I'm adding stairs to my deck which is 6' above ground. I cut the first stringer from a PT 2x12 12' long. The next day I see the cut stringer is bowed. Will this straighten out when I attached it to the deck? Or is there a special way to cut a stringer to prevent this from happening?


----------



## Dave Paine (May 30, 2012)

PT lumber is normally wet from the treating process. Some pieces will bow and warp when you get them home.

By cutting the stringer do you mean cutting out the "V" for the steps?
How much continuous depth is left in the board?
How much bow?

I do not expect this will correct itself. If the bow is not too bad and you are able to use the stringers with the bow in opposite directions, you will likely be able to clamp the boards straight while you attach the stair treads.

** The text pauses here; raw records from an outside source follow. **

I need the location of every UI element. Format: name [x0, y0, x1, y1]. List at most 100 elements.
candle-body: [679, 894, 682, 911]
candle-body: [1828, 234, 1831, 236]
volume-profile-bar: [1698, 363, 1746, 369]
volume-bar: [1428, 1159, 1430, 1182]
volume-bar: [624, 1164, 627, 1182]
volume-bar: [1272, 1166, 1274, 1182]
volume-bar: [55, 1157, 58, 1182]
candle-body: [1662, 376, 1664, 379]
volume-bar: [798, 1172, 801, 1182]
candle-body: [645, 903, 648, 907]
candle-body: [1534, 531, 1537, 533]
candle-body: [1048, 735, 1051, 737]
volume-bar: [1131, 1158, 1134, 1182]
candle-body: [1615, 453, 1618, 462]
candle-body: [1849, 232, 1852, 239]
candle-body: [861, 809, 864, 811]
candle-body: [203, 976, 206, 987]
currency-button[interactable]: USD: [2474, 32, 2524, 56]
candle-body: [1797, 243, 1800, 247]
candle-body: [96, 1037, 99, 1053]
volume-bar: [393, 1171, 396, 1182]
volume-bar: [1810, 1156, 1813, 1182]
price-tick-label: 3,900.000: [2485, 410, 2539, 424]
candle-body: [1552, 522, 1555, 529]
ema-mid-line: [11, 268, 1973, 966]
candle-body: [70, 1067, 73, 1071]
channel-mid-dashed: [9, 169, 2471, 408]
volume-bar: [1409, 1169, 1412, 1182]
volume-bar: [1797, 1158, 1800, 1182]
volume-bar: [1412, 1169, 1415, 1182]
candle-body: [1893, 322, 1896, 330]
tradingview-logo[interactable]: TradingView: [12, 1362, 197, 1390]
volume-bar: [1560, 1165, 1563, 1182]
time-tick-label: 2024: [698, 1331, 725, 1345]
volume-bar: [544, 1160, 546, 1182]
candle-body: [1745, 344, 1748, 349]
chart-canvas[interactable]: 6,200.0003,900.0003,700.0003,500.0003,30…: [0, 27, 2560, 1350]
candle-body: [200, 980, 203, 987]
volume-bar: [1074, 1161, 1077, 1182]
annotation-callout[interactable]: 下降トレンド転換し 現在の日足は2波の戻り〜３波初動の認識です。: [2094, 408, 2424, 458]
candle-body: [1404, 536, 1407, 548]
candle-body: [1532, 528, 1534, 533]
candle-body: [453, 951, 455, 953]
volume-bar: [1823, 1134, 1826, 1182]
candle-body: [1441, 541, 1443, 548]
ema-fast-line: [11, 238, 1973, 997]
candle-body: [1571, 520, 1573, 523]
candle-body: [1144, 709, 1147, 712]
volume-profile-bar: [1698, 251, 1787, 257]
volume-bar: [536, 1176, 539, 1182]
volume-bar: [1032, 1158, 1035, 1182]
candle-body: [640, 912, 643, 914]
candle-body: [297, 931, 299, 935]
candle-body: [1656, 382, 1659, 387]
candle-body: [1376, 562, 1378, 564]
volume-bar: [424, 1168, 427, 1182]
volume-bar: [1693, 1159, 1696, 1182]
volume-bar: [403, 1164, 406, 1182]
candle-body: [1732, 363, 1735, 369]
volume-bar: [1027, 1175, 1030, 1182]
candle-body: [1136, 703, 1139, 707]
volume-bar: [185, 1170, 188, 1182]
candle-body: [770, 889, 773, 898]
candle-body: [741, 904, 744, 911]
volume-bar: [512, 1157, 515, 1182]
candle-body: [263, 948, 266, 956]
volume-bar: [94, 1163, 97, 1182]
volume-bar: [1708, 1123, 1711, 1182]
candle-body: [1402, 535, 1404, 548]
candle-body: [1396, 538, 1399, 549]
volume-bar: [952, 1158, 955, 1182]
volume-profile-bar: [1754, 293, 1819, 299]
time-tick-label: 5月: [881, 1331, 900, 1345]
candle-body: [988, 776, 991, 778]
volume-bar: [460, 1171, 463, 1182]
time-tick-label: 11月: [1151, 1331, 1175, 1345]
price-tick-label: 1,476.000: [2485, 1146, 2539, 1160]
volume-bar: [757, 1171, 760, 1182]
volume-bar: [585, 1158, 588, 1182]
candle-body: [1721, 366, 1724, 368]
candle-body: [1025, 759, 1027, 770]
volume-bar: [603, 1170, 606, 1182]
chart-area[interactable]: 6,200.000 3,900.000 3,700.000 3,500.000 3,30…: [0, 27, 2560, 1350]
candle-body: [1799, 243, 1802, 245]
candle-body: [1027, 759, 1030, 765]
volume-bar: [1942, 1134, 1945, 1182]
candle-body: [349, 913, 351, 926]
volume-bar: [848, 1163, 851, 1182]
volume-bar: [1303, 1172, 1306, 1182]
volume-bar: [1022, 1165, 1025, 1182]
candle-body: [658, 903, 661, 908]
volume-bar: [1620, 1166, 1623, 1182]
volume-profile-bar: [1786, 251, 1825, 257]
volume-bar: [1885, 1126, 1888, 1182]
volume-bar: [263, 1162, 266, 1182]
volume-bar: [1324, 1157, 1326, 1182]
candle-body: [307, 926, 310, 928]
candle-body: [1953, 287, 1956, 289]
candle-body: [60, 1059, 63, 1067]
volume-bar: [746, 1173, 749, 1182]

The last time I did a PT stair, I routed grooves in the stringer so I did not have to cut it, and then screwed in the stair treads. This held well, but the wood is getting to the replacement phase after many years.


----------



## Steve Neul (Sep 2, 2011)

Probably the problem is with the board and not what you did. More than likely it won't straighten out. I would just cut a new stringer from a different board. It might help if you propped the board up verticle so air could get to both sides. Warpage is either from the board not being seasoned well or the moisture content on one side was raised more than the other. Sometimes if you leave a board laying on a flat surface where air can't get to one side, moisture from the air can get into the other side making it warp.


----------



## woodnthings (Jan 24, 2009)

Dave Paine said:


> The last time I did a PT stair, I routed grooves in the stringer so I did not have to cut it, and then screwed in the stair treads. This held well, but the wood is getting to the replacement phase after many years.


Housed treads like these will help prevent warping. The stringers are laid out convex side inward so the ends can be clamped up more easily:


----------



## rogerm (Jun 27, 2012)

*cutting PT stair stringers*

Thanks for the suggestions. After cutting the "V" for the stair treads, the stringer bowed probably 3-4 inches over 10'. There is 5+" between the cut and the uncut side of the 2x12. I was planning to attached a 2x4 along the uncut edge of the stringer for additional support. Maybe that will reduce the bowing.


----------



## cabinetman (Jul 5, 2007)

You could possibly pull it back to straight when installing the treads. Will there be risers on this project?













 







.


----------



## rogerm (Jun 27, 2012)

I will be using risers. Right now my stringer looks like a smiling jack-o-lantern mouth.


----------



## cabinetman (Jul 5, 2007)

rogerm said:


> I will be using risers. Right now my stringer looks like a smiling jack-o-lantern mouth.


With treads and risers you have good cross strength to hold the stringers straight.









 







.


----------